General Sense was founded on the conviction that artificial intelligence has been built with a sensory blind spot, and that closing it is the most undervalued opportunity of the AI era. The progress of the last decade has run on two data modalities — language and vision — and both encode the world as humans happen to experience it. Cameras and microphones tell a machine what is visible or audible. Neither tells it what is in the air, in the water, on a person's breath, inside a shipping container, or growing in the soil.
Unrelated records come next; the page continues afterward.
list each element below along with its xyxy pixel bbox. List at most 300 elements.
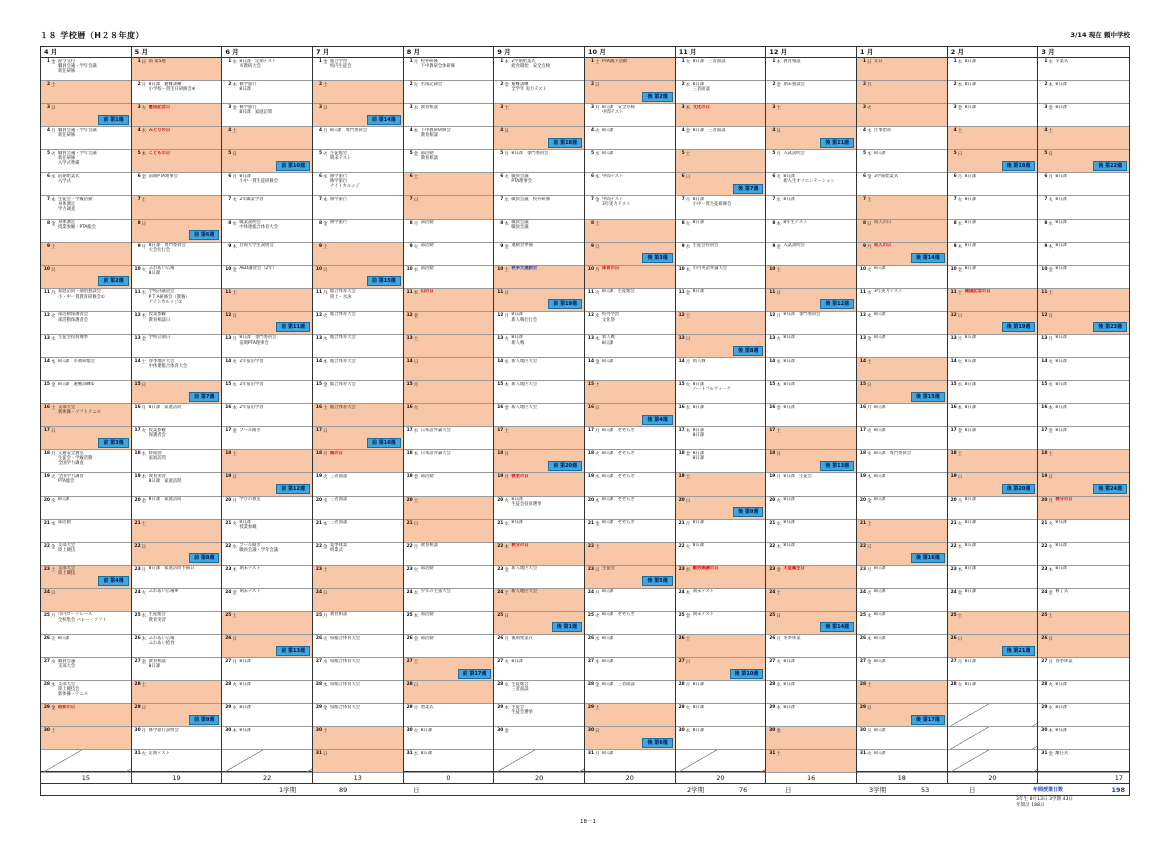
weekday-label: 火 xyxy=(232,683,237,689)
weekday-label: 木 xyxy=(957,406,963,412)
day-cell xyxy=(676,612,766,635)
weekday-label: 木 xyxy=(504,383,509,389)
day-cell xyxy=(494,543,584,566)
day-events: こどもの日 xyxy=(148,150,171,156)
day-number: 6 xyxy=(590,174,595,180)
weekday-label: 木 xyxy=(141,637,147,642)
weekday-label: 月 xyxy=(1048,336,1053,342)
day-cell xyxy=(404,81,494,104)
weekday-label: 月 xyxy=(595,590,600,596)
day-number: 4 xyxy=(681,128,685,134)
day-events: 2年宿泊学習 xyxy=(239,404,264,410)
month-header: 1 月 xyxy=(857,47,947,58)
day-number: 6 xyxy=(500,174,504,180)
day-cell xyxy=(132,589,222,612)
day-number: 25 xyxy=(497,612,504,618)
day-cell xyxy=(494,450,584,473)
weekday-label: 火 xyxy=(957,360,963,366)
The right way to think about what comes next is by analogy to what has already happened with vision. Computer vision and the models built on top of it have given machines a working physics engine of the real world: depth, motion, occlusion, object permanence, and scene structure, all decoded from photons. Autonomous vehicles, robotics, and the new generation of physical-world AI systems run on that engine today. None of those systems have a comparable engine for chemistry. The molecular world — which determines what is toxic, what is degrading, what is being trafficked, what is incipiently sick, and what is being chemically synthesized in plain sight — remains absent from every machine pipeline in operation.
We are building the first commercial system that decodes biological olfaction at scale and turns it into structured, machine-readable data. Longer term we want a sensory reasoning model: a foundation model for chemistry that learns the ontology of the molecular world the way large language models have learned the ontology of human language.
The sensor network and the model together are what we call the chemistry engine of the real world, a continuously updated, model-readable representation of the chemical state of any environment.